Senior Lecturer in Clinical Psychology


I trained as a clinical psychologist at Queen’s University Belfast before completing my doctorate at Surrey University. During this time I was employed in a variety of clinical positions in adult mental health in the UK and Ireland before joining University College Cork in 1995. In Cork I was responsible for post-graduate training in CBT (MA and HDip) as well as director of the COPINE Project. As a practitioner I had worked with both sex offenders and their victims and for the last fourteen years have been working in the area of Internet abuse images, collabourating internationally with governement and non-government agencies. The COPINE project took as its focus children made vulnerable through the new technologies.

Postgraduate teaching

I teach subjects related to adult mental health and qualitive research on the Doctoral Clinical Programme and am course co-ordinator for adult mental health as well as an undergraduate programme, Psychological Therapies.

Research summary

My primary research interest relates to Internet sex offending, and in particular to the role of abuse images in the offending process. This is collaborative work, largely funded by the EU STOP, DAPHNE and SAFER INTERNET programmes. Projects have included the development of a therapeutic programme for Internet sex offenders, a web-based self help (currently managed by Lucy Faithful Foundation), an analysis of adolescents displaying problematic sexual behaviour related to the Internet, a victim identification and the study of p2p networks. Our most recent study relates to the experiences of children exposed to online grooming. This next year we have funding for a project of user-generated content and mobile technology.

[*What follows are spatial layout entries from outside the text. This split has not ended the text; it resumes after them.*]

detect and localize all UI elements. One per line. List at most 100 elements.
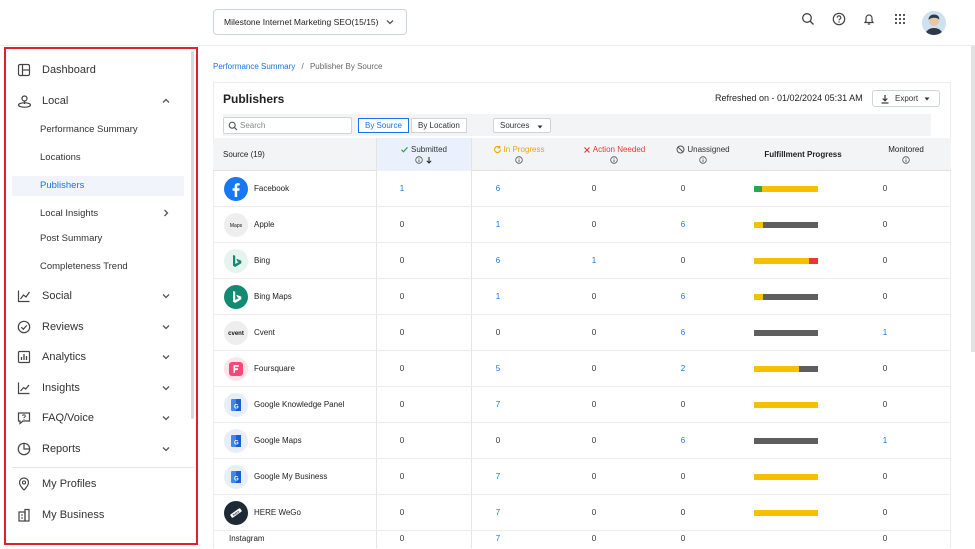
progress-segment-green (754, 186, 762, 192)
info-icon[interactable] (514, 156, 523, 164)
cell-in-progress[interactable]: 7 (478, 400, 518, 409)
col-monitored[interactable]: Monitored (871, 138, 941, 171)
chevron-down-icon[interactable] (160, 321, 172, 333)
cell-unassigned: 0 (680, 256, 686, 265)
cell-in-progress[interactable]: 1 (478, 292, 518, 301)
table-row[interactable]: G Google Knowledge Panel 0 7 0 0 0 (213, 387, 951, 423)
sidebar-item-label: Social (42, 290, 72, 302)
table-row[interactable]: Foursquare 0 5 0 2 0 (213, 351, 951, 387)
chevron-right-icon[interactable] (160, 207, 172, 219)
line-chart-icon (16, 288, 32, 304)
col-fulfillment-label: Fulfillment Progress (764, 150, 842, 159)
col-action-needed[interactable]: Action Needed (566, 138, 662, 171)
cell-in-progress[interactable]: 7 (478, 508, 518, 517)
chevron-down-icon[interactable] (160, 412, 172, 424)
cell-monitored[interactable]: 1 (865, 328, 905, 337)
cell-action-needed: 0 (591, 472, 597, 481)
table-row[interactable]: Facebook 1 6 0 0 0 (213, 171, 951, 207)
sidebar: Dashboard Local Performance Summary Loca… (4, 47, 198, 545)
sidebar-item-dashboard[interactable]: Dashboard (16, 62, 96, 78)
cell-monitored[interactable]: 1 (865, 436, 905, 445)
table-row[interactable]: Bing 0 6 1 0 0 (213, 243, 951, 279)
breadcrumb-link[interactable]: Performance Summary (213, 62, 295, 71)
table-row[interactable]: G Google My Business 0 7 0 0 0 (213, 459, 951, 495)
table-row[interactable]: Instagram 0 7 0 0 0 (213, 531, 951, 549)
cell-in-progress[interactable]: 1 (478, 220, 518, 229)
table-row[interactable]: Maps Apple 0 1 0 6 0 (213, 207, 951, 243)
progress-segment-yellow (761, 186, 818, 192)
apps-grid-icon[interactable] (893, 12, 907, 26)
cell-in-progress[interactable]: 7 (478, 472, 518, 481)
cell-unassigned: 0 (680, 534, 686, 543)
sidebar-item-reports[interactable]: Reports (16, 441, 81, 457)
cell-unassigned[interactable]: 6 (663, 220, 703, 229)
cell-unassigned: 0 (680, 472, 686, 481)
sidebar-item-my-profiles[interactable]: My Profiles (16, 476, 96, 492)
sidebar-item-reviews[interactable]: Reviews (16, 319, 84, 335)
cell-submitted: 0 (399, 508, 405, 517)
sidebar-item-analytics[interactable]: Analytics (16, 349, 86, 365)
fulfillment-progress-bar (754, 186, 818, 192)
sidebar-scrollbar[interactable] (191, 51, 194, 419)
by-location-toggle[interactable]: By Location (411, 118, 467, 133)
cell-submitted: 0 (399, 534, 405, 543)
table-row[interactable]: here HERE WeGo 0 7 0 0 0 (213, 495, 951, 531)
cell-unassigned[interactable]: 6 (663, 292, 703, 301)
info-icon[interactable] (699, 156, 707, 164)
sidebar-item-local[interactable]: Local (16, 93, 68, 109)
cell-unassigned[interactable]: 2 (663, 364, 703, 373)
chevron-down-icon[interactable] (160, 382, 172, 394)
cell-submitted[interactable]: 1 (382, 184, 422, 193)
bell-icon[interactable] (862, 12, 876, 26)
fulfillment-progress-bar (754, 330, 818, 336)
search-icon[interactable] (801, 12, 815, 26)
sidebar-item-social[interactable]: Social (16, 288, 72, 304)
search-placeholder: Search (240, 121, 266, 130)
col-submitted[interactable]: Submitted (376, 138, 471, 171)
cell-unassigned[interactable]: 6 (663, 328, 703, 337)
cell-in-progress[interactable]: 7 (478, 534, 518, 543)
cell-in-progress[interactable]: 6 (478, 184, 518, 193)
info-icon[interactable] (610, 156, 618, 164)
page-scrollbar[interactable] (971, 46, 975, 352)
sort-down-icon[interactable] (425, 156, 433, 164)
search-input[interactable]: Search (223, 117, 352, 134)
cell-unassigned[interactable]: 6 (663, 436, 703, 445)
sidebar-sub-publishers[interactable]: Publishers (40, 180, 84, 191)
cell-action-needed: 0 (591, 534, 597, 543)
table-row[interactable]: Bing Maps 0 1 0 6 0 (213, 279, 951, 315)
chevron-up-icon[interactable] (160, 95, 172, 107)
svg-text:cvent: cvent (228, 331, 244, 337)
cell-in-progress[interactable]: 5 (478, 364, 518, 373)
chevron-down-icon[interactable] (160, 443, 172, 455)
sidebar-sub-performance-summary[interactable]: Performance Summary (40, 124, 138, 135)
info-icon[interactable] (414, 156, 423, 164)
col-source-label: Source (19) (223, 150, 265, 159)
sidebar-sub-locations[interactable]: Locations (40, 152, 81, 163)
table-row[interactable]: cvent Cvent 0 0 0 6 1 (213, 315, 951, 351)
info-icon[interactable] (902, 156, 910, 164)
sources-dropdown[interactable]: Sources (493, 118, 551, 133)
help-icon[interactable] (832, 12, 846, 26)
sidebar-sub-post-summary[interactable]: Post Summary (40, 233, 102, 244)
export-button[interactable]: Export (872, 90, 940, 107)
cell-action-needed[interactable]: 1 (574, 256, 614, 265)
col-source[interactable]: Source (19) (223, 138, 265, 171)
table-row[interactable]: G Google Maps 0 0 0 6 1 (213, 423, 951, 459)
sidebar-item-faq-voice[interactable]: FAQ/Voice (16, 410, 94, 426)
sidebar-sub-completeness-trend[interactable]: Completeness Trend (40, 261, 128, 272)
account-select[interactable]: Milestone Internet Marketing SEO(15/15) (213, 9, 407, 35)
sidebar-sub-local-insights[interactable]: Local Insights (40, 208, 98, 219)
col-unassigned[interactable]: Unassigned (655, 138, 751, 171)
by-source-toggle[interactable]: By Source (358, 118, 409, 133)
avatar[interactable] (922, 11, 946, 35)
bar-chart-icon (16, 349, 32, 365)
chevron-down-icon[interactable] (160, 290, 172, 302)
sidebar-item-my-business[interactable]: My Business (16, 507, 104, 523)
location-pin-icon (16, 476, 32, 492)
sidebar-item-insights[interactable]: Insights (16, 380, 80, 396)
chevron-down-icon[interactable] (160, 351, 172, 363)
chevron-down-icon (386, 20, 394, 25)
cell-in-progress[interactable]: 6 (478, 256, 518, 265)
col-in-progress[interactable]: In Progress (471, 138, 566, 171)
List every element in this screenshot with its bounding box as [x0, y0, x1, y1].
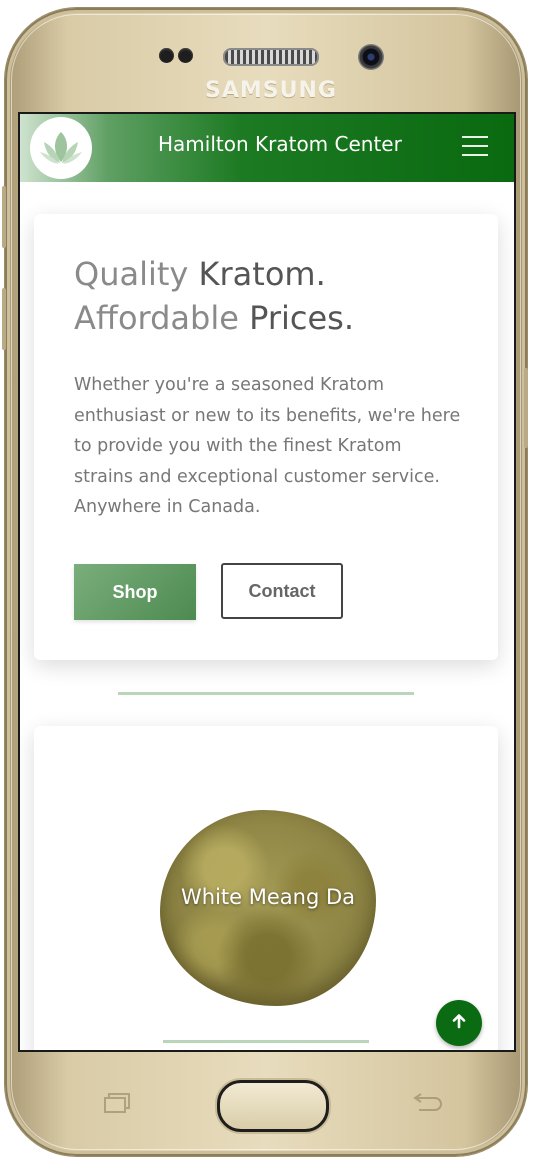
hero-title: Quality Kratom. Affordable Prices.: [74, 252, 474, 340]
product-card[interactable]: White Meang Da: [34, 726, 498, 1050]
front-camera: [358, 44, 384, 70]
hero-card: Quality Kratom. Affordable Prices. Wheth…: [34, 214, 498, 660]
hamburger-menu-icon[interactable]: [462, 136, 488, 160]
hero-title-line1-rest: Kratom.: [188, 255, 326, 293]
arrow-up-icon: [450, 1012, 468, 1035]
hero-description: Whether you're a seasoned Kratom enthusi…: [74, 375, 461, 517]
side-button-left-upper: [2, 186, 6, 248]
back-icon[interactable]: [409, 1092, 443, 1114]
section-divider: [118, 692, 414, 695]
shop-button[interactable]: Shop: [74, 564, 196, 620]
navbar: Hamilton Kratom Center: [20, 114, 514, 182]
side-button-left-lower: [2, 288, 6, 350]
contact-button[interactable]: Contact: [221, 563, 343, 619]
screen: Hamilton Kratom Center Quality Kratom. A…: [18, 112, 516, 1052]
home-button[interactable]: [217, 1080, 329, 1132]
hero-title-line2-rest: Prices.: [238, 299, 354, 337]
hero-title-line1-muted: Quality: [74, 255, 189, 293]
side-button-right: [524, 368, 528, 448]
hero-title-line2-muted: Affordable: [74, 299, 239, 337]
scroll-to-top-button[interactable]: [436, 1000, 482, 1046]
recent-apps-icon[interactable]: [103, 1092, 131, 1114]
device-brand: SAMSUNG: [205, 78, 337, 103]
earpiece-speaker: [223, 48, 319, 66]
product-name[interactable]: White Meang Da: [160, 882, 376, 912]
sensor-dots: [159, 48, 193, 63]
site-title[interactable]: Hamilton Kratom Center: [158, 132, 402, 156]
product-divider: [163, 1040, 369, 1043]
leaf-icon[interactable]: [30, 117, 92, 179]
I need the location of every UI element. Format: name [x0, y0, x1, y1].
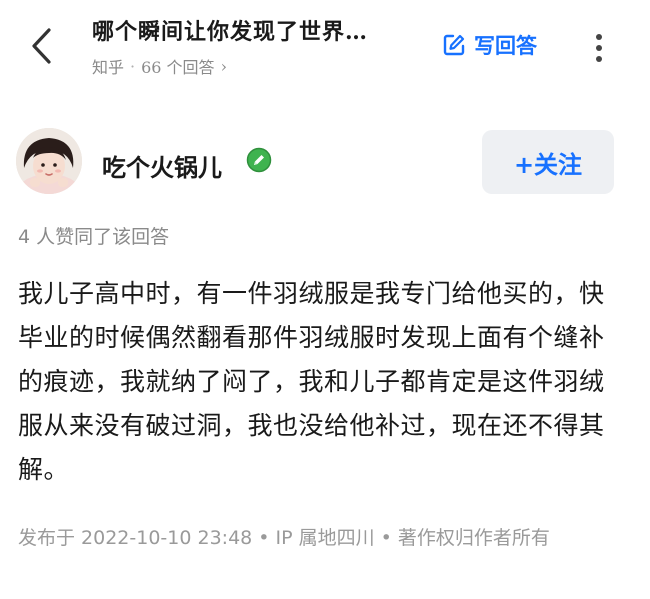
- write-answer-button[interactable]: 写回答: [442, 30, 537, 60]
- author-name[interactable]: 吃个火锅儿: [102, 148, 222, 183]
- write-answer-label: 写回答: [474, 33, 537, 58]
- more-vertical-icon[interactable]: [586, 26, 612, 70]
- answer-count: 66 个回答: [141, 58, 215, 77]
- author-row: 吃个火锅儿 +关注: [0, 120, 650, 200]
- separator-dot: ·: [130, 56, 136, 76]
- question-meta-link[interactable]: 知乎 · 66 个回答 ›: [92, 54, 227, 78]
- top-bar: 哪个瞬间让你发现了世界… 知乎 · 66 个回答 › 写回答: [0, 0, 650, 96]
- likes-count: 4 人赞同了该回答: [18, 226, 170, 248]
- answer-meta: 发布于 2022-10-10 23:48 • IP 属地四川 • 著作权归作者所…: [18, 527, 550, 549]
- avatar[interactable]: [16, 128, 82, 194]
- back-button[interactable]: [22, 22, 62, 70]
- avatar-image: [16, 128, 82, 194]
- chevron-left-icon: [32, 28, 51, 64]
- site-name: 知乎: [92, 58, 125, 77]
- answer-body: 我儿子高中时，有一件羽绒服是我专门给他买的，快毕业的时候偶然翻看那件羽绒服时发现…: [18, 279, 605, 484]
- question-title[interactable]: 哪个瞬间让你发现了世界…: [92, 14, 422, 46]
- follow-button[interactable]: +关注: [482, 130, 614, 194]
- edit-badge-icon: [246, 147, 272, 173]
- chevron-right-icon: ›: [220, 56, 227, 76]
- edit-icon: [443, 34, 465, 56]
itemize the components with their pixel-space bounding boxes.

I am also interested in qualitative research, in particular how people make sense of their experiences as it relates to diverse areas such as online behaviour, hepatitis C and hearing voices. 

Research activity

  1. Completing the write-up of research on technology facilitated grooming (ROBERT at This inclused focus-groups with children thought to come from vulnerable groups; interviews with children who have been groomed, and offenders.
  2. Collaborative work with the Canadian Centre for Child Protection on two projects. First, an anlysis of reports to of online grooming and related chat log data. Second, an analysis of data on child modeling sites.
  3. A new project (SPIRTO) with Sweden, Germany and the UK on an analysis of the Interpol ICSE data base, along with interviews with children who had self-generated content (sexting).